Maka (John-Paul Foliaki) and his best mate Veni (Dimitrius Schuster-Koloamatangi) are massive fans of all things rugby. When it is announced that their town will be hosting the ultimate Rugby World Cup game of Tonga vs. France, the pair will do anything to make sure they can attend the game along with their church youth group, who are all die-hard passionate fans.
However, no matter what Maka and Veni do to try and get tickets, things don’t work out. Maka desperately preaches at the local church, attempting to raise money. Desperately buying tickets from a local gangster only causes more problems. Things change when Maka watches a game of Rugby on TV and gets a wild idea. He, Veni, his local youth group, and church members can all come together to form a brass band that will serve as entertainment at the game. If approved, Maka and his friends will also be given free front-row seats to the game. However, there’s just one issue- Maka, and his mates have no clue about music or marching in a band. How hard could it be to teach a group to play music while marching?
Red, White & Brass is, in fact, based on a true story, and it’s quite a story. At first, it’s evident that Maka and his mates want to do anything to get tickets to the game. On top of Maka trying to get creative, other factors come into play that makes this film both dramatic, hard-hitting and emotionally touching, and light-heartedly humorous. Not only do we see our leads try and learn to play music and march, but we also see the doubt and negativity they receive from people within the community (and those closest to them) who fear Maka and his friends standing in front of the entire world could be downright embarrassing for Tonga and the local church.
John-Paul Foliaki as Maka, the film’s lead, is excellent. He’s energetic and fast-paced with his movements and lines of dialogue. The character is so much fun as he interacts with others, delivering many fun and outrageous lines. But to my amazement, he’s also a character who isn’t perfect, particularly in his leadership and responsibility at the beginning of the film. Maka’s character manages to bring heartfelt moments to life, more so when dealing with his family or fears of letting others down.

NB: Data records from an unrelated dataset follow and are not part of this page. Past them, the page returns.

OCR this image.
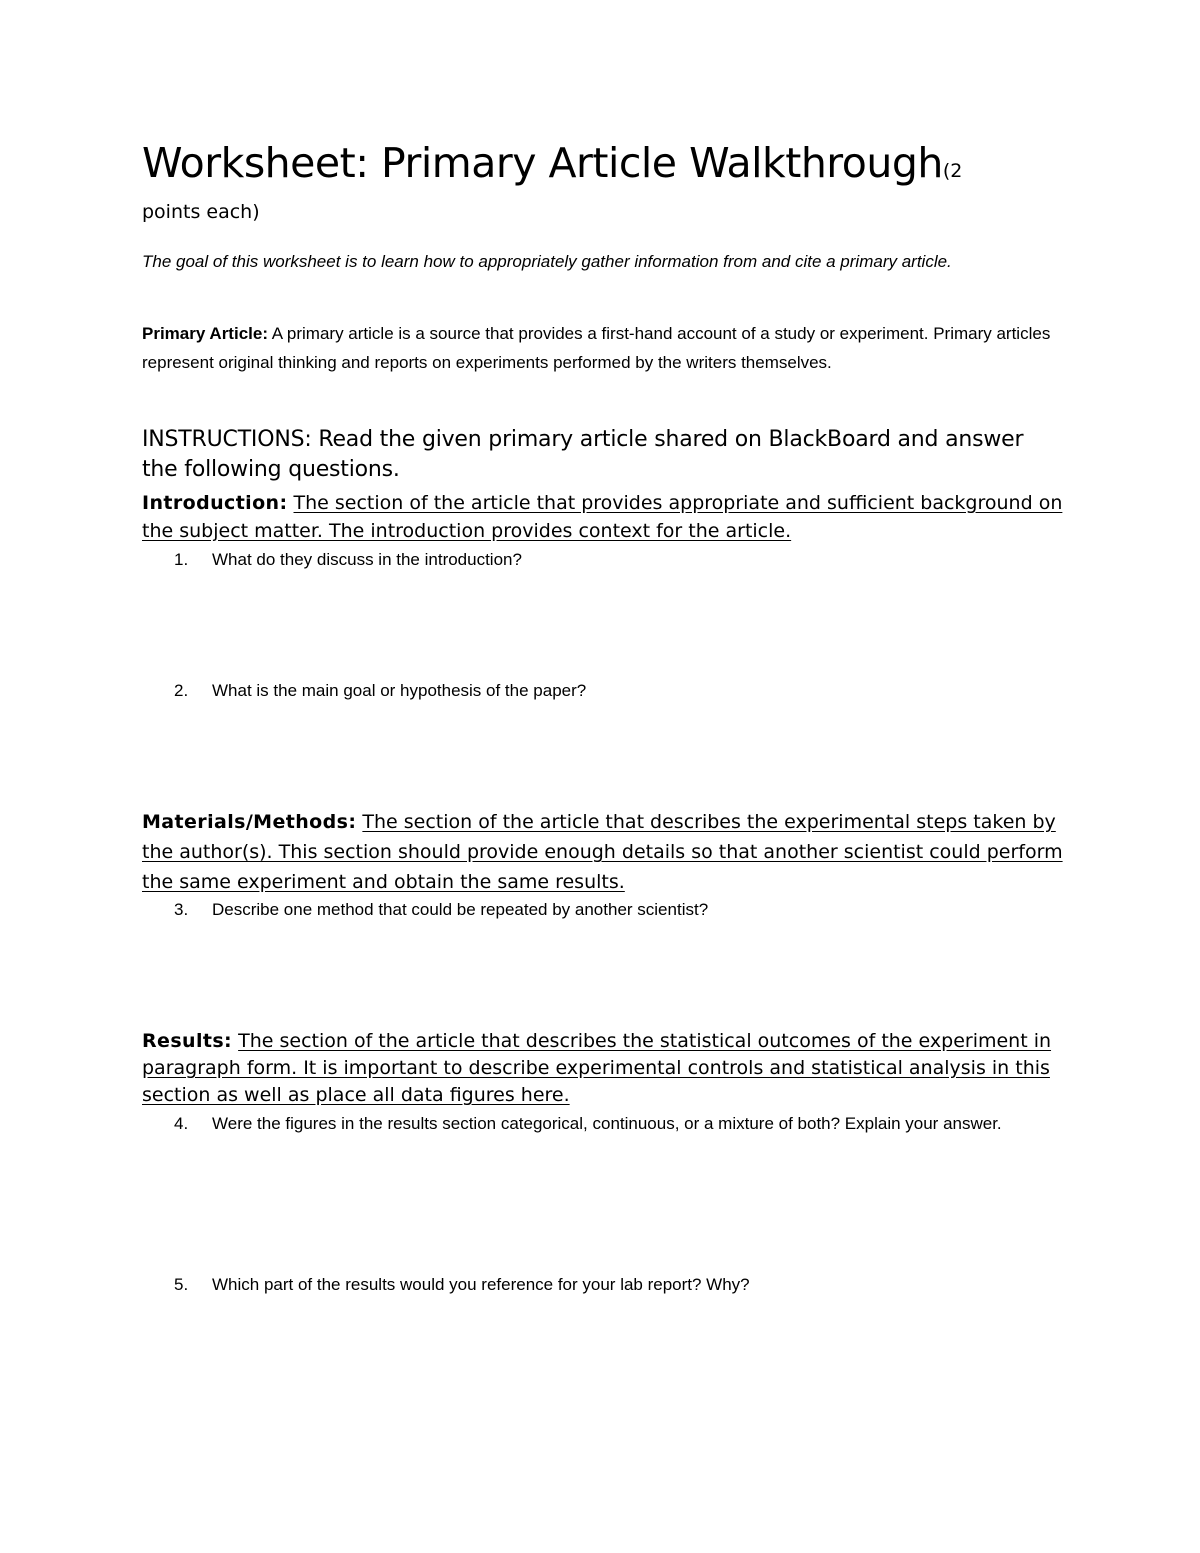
Worksheet: Primary Article Walkthrough(2
points each)
The goal of this worksheet is to learn how to appropriately gather information from and cite a primary article.
Primary Article: A primary article is a source that provides a first-hand account of a study or experiment. Primary articles represent original thinking and reports on experiments performed by the writers themselves.
INSTRUCTIONS: Read the given primary article shared on BlackBoard and answer the following questions.
Introduction: The section of the article that provides appropriate and sufficient background on the subject matter. The introduction provides context for the article.
1.	What do they discuss in the introduction?
2.	What is the main goal or hypothesis of the paper?
Materials/Methods: The section of the article that describes the experimental steps taken by the author(s). This section should provide enough details so that another scientist could perform the same experiment and obtain the same results.
3.	Describe one method that could be repeated by another scientist?
Results: The section of the article that describes the statistical outcomes of the experiment in paragraph form. It is important to describe experimental controls and statistical analysis in this section as well as place all data figures here.
4.	Were the figures in the results section categorical, continuous, or a mixture of both? Explain your answer.
5.	Which part of the results would you reference for your lab report? Why?
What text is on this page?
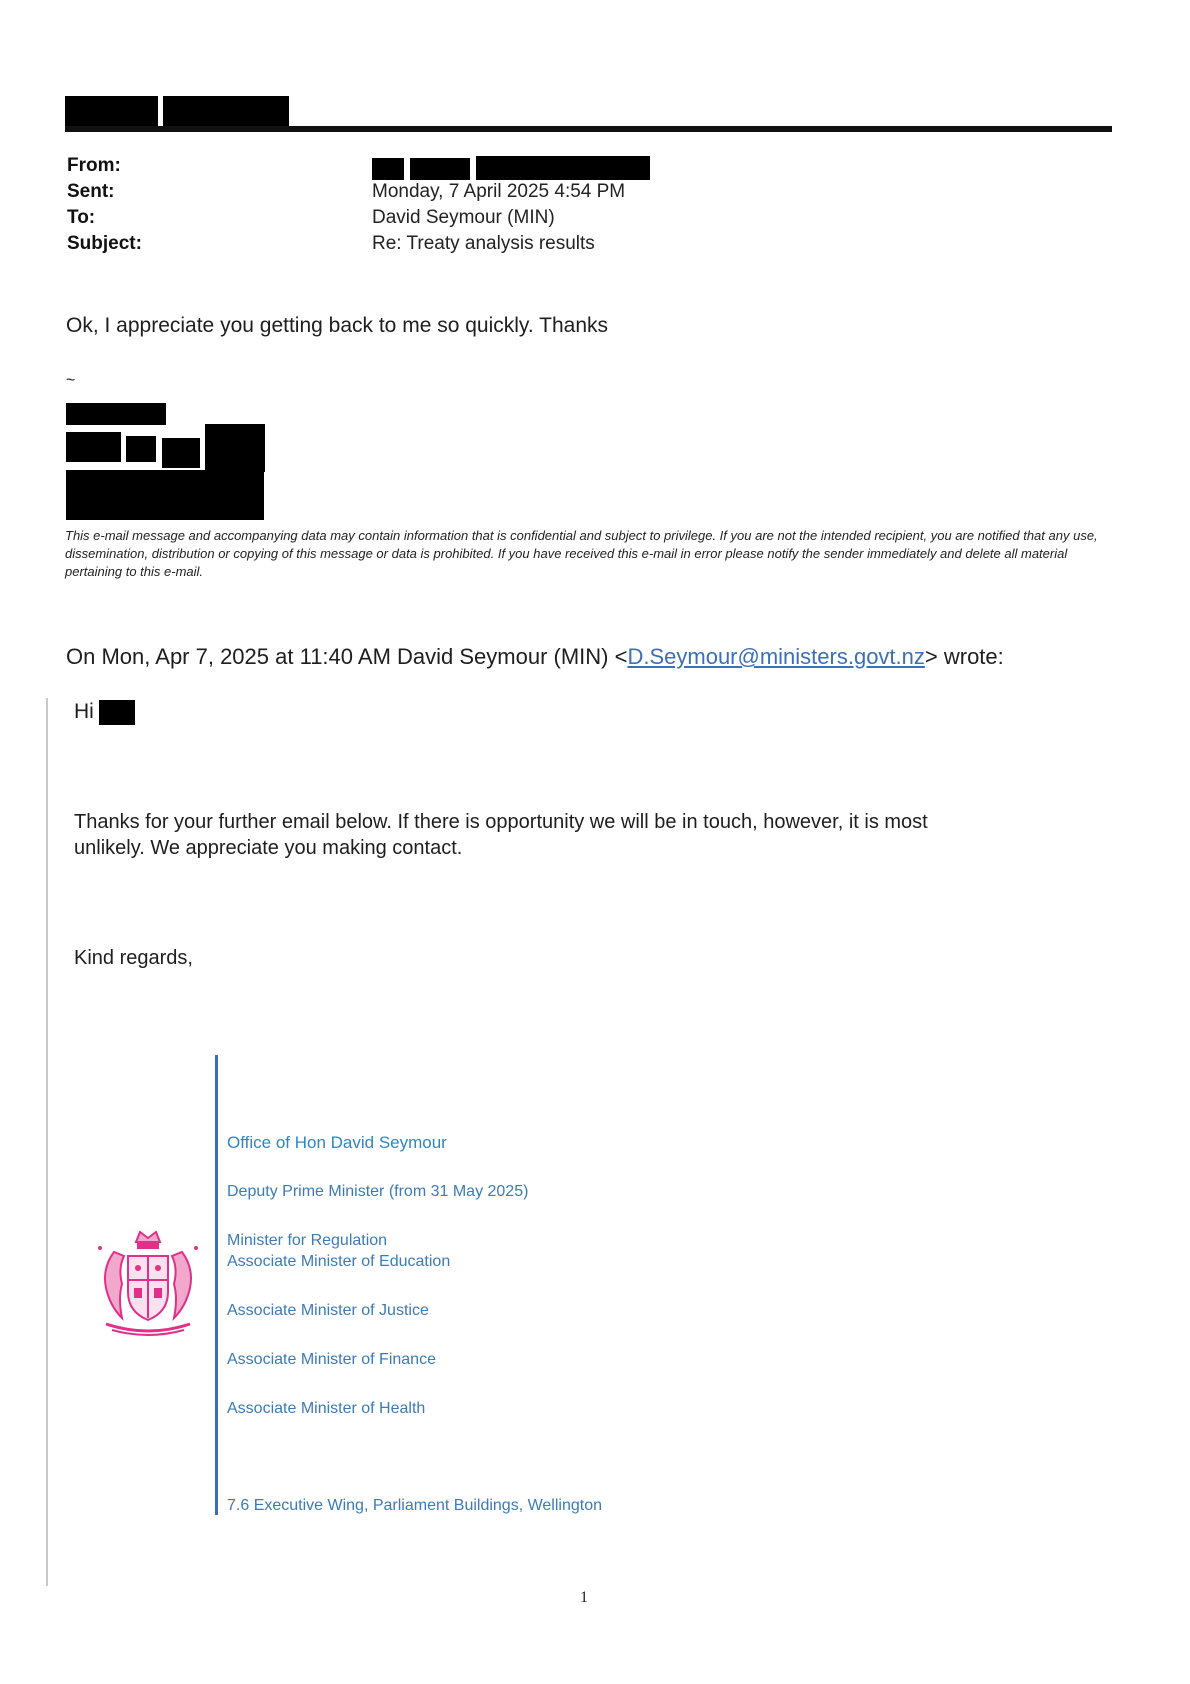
From:
Sent:
To:
Subject:
Monday, 7 April 2025 4:54 PM
David Seymour (MIN)
Re: Treaty analysis results
Ok, I appreciate you getting back to me so quickly. Thanks
~

This e-mail message and accompanying data may contain information that is confidential and subject to privilege. If you are not the intended recipient, you are notified that any use, dissemination, distribution or copying of this message or data is prohibited. If you have received this e-mail in error please notify the sender immediately and delete all material pertaining to this e-mail.

On Mon, Apr 7, 2025 at 11:40 AM David Seymour (MIN) <D.Seymour@ministers.govt.nz> wrote:
Hi
Thanks for your further email below. If there is opportunity we will be in touch, however, it is most
unlikely. We appreciate you making contact.
Kind regards,
Office of Hon David Seymour
Deputy Prime Minister (from 31 May 2025)
Minister for Regulation
Associate Minister of Education
Associate Minister of Justice
Associate Minister of Finance
Associate Minister of Health
7.6 Executive Wing, Parliament Buildings, Wellington
1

Overall, this is a wholesome family feature with a touching and heartwarming true story. I laughed a lot and found myself emotionally impacted by the film’s themes and messages, particularly during the finale. The pacing here is fast and snappy, and the plot heads straight to the point of the story without ever slowing down or feeling boring. It’s lively and highly entertaining, with a heartfelt journey that packs in many great themes and messages, making it perfect to be viewed by all ages.